I really hate being misunderstood and judged and I can't help but feel that way today. Let me explain.
I was on twitter and I asked a question, I tweeted "if God had a formspring what questions would you like to ask?" (In case you don't know formspring.com is where you can have an account and people can ask you questions anonymously)
So my homie Shach tweeted at me "what would you ask?" I had never actually thought what I would ask. I mean I have loads of questions for God but I understand that many of the questions I have will not be answered this side of the grave for example the ones posed in this short youtube clip:
So what I replied shach was "I would ask God what do I need to do to be successful?" and I honestly would like God to let me know that right now. Someone else hopped into the conversation from nowhere (as it happens on twitter) and said "So your first thought is a selfish one? Fail" and then the same person tweeted to me "To be honest that's genuinely sad. You're one of 7 billion people; success may be the point when you see them all as equals"
I have to say I was a bit baffled because the question I posed wasn't asked in a deep frame of mind and because right now I'm thinking of what success really means beyond the normal personal gain and money/possession acquisition definition of success needless to say I felt misunderstood. I tried to explain this then this same person tweeted "The question wasn't about success, simply "what would you ask"? For me, ending AIDS and malaria would be high up the list" before this, the same person had tweeted "It's not about God - it's about whether you give a damn about other people. See Jesus, Ghandi, MLK for more info"
So it appears my question is selfish and sad. Is my question not valid and legitimate? Is it wrong? For me succeeding (well one of my definitions of success) is finding a way to help young people and enriching their lives and not just gaining wealth and possessions although I would like that too but I felt like the question I would ask God was misunderstood and undermined.

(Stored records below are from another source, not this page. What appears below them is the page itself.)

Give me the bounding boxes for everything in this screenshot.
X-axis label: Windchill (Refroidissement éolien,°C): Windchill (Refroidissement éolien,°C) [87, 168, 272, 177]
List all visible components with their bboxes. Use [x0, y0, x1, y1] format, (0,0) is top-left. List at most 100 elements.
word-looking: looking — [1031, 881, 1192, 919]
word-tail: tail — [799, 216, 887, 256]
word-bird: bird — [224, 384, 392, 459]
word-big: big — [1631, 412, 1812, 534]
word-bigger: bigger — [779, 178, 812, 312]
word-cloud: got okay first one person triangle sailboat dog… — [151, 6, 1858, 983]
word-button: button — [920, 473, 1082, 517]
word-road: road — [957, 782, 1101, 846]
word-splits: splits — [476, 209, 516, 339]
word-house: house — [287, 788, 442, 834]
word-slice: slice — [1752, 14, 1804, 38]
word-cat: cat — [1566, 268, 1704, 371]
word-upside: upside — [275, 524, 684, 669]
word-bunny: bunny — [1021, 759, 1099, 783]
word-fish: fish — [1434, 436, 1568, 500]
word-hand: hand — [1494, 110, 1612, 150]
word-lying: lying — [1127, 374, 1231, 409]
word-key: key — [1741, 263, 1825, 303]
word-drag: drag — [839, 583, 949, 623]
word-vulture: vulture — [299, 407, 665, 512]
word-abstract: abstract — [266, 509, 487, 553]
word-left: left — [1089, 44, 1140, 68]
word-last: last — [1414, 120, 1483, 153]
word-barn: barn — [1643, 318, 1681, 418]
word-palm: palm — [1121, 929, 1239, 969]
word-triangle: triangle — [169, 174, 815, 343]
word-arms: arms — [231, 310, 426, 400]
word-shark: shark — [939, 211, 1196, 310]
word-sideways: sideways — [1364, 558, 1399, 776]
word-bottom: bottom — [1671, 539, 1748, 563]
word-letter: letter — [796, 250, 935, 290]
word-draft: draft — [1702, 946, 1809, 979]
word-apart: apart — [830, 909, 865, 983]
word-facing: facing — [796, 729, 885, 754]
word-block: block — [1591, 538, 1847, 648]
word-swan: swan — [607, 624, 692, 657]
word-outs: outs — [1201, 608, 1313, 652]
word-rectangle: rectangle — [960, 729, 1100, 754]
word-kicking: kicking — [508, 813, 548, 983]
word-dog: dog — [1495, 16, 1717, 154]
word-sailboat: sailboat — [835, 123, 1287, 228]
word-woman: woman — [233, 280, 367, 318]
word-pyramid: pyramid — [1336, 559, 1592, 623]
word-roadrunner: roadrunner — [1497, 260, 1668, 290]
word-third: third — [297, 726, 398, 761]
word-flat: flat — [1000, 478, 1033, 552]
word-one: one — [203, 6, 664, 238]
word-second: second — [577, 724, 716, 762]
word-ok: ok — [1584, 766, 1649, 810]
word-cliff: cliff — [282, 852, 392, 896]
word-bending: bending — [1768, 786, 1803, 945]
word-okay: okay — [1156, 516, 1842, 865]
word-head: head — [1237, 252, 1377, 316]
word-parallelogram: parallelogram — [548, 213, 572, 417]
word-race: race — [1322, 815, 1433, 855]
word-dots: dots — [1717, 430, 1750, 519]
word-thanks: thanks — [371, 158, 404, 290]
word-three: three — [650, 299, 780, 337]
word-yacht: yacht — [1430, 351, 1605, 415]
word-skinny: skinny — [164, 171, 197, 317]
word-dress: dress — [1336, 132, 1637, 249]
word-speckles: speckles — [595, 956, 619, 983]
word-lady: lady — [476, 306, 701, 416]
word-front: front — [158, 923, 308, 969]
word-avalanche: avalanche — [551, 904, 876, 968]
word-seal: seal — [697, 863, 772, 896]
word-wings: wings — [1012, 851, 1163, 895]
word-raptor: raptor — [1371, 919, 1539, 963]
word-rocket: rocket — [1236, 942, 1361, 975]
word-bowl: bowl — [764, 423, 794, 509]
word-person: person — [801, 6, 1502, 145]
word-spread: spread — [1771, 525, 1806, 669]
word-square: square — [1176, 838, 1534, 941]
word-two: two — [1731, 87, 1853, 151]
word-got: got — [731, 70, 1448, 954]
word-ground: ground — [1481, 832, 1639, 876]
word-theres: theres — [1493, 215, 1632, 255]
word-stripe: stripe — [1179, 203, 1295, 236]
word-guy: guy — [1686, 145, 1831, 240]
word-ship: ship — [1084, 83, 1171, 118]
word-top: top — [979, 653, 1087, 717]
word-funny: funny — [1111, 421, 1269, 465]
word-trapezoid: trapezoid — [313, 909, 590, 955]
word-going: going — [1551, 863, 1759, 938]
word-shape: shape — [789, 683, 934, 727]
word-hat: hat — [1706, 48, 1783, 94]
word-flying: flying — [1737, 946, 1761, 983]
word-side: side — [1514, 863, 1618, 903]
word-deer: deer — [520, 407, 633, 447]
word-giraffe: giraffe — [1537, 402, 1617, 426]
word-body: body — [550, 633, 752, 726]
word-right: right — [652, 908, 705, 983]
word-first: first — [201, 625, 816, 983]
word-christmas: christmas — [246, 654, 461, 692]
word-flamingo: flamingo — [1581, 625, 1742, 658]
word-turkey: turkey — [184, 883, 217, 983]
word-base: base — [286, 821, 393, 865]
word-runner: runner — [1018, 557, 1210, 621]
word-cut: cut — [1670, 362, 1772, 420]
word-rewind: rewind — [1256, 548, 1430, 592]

I hate being misunderstood. I hate people assuming that they know me and this is what happens in social networking whether it is on twitter, facebook or whatever, it gives the illusion that folks really know you like that. It gives the feeling of familiarity and all of a sudden folks think they can neatly define and categorise you. They think they have you all figured out and even relate to you based on this "knowledge" they think they have of you. Sometimes folks don't really wanna know you, they just wanna know if you fit into a pre-conceived notion they have in their heads.
I felt let down because I expected this person to know better but I realise I've made the same mistake. I've assumed that based on the some social networking interaction that this person is non-judgemental and open minded enough not to assume they "know" me like that and that already set me up to be let down.
I felt like this person who is an atheist by the way and has a certain view of black churches which focuses on materialistic prosperity (which I actually agree with and speak about frequently) has cast me in the same shadow. So now that I have said my question to God would be "what am I meant to do right now to be successful?" It has been placed in that same materialistic context when I'm against that. For me it was just an honest question I would ask because right now and acutally for a long while I have been redefining what success is in my mind.
If that makes me sad and selfish to someone else who should know better or doesn't even really know me like that then so be it. It shouldn't upset me because you don't know me like that! I guess I allowed it because I thought this person would know better.
I guess I'm just going to mark this down as a lesson learned, or more accurately a lesson re-learned.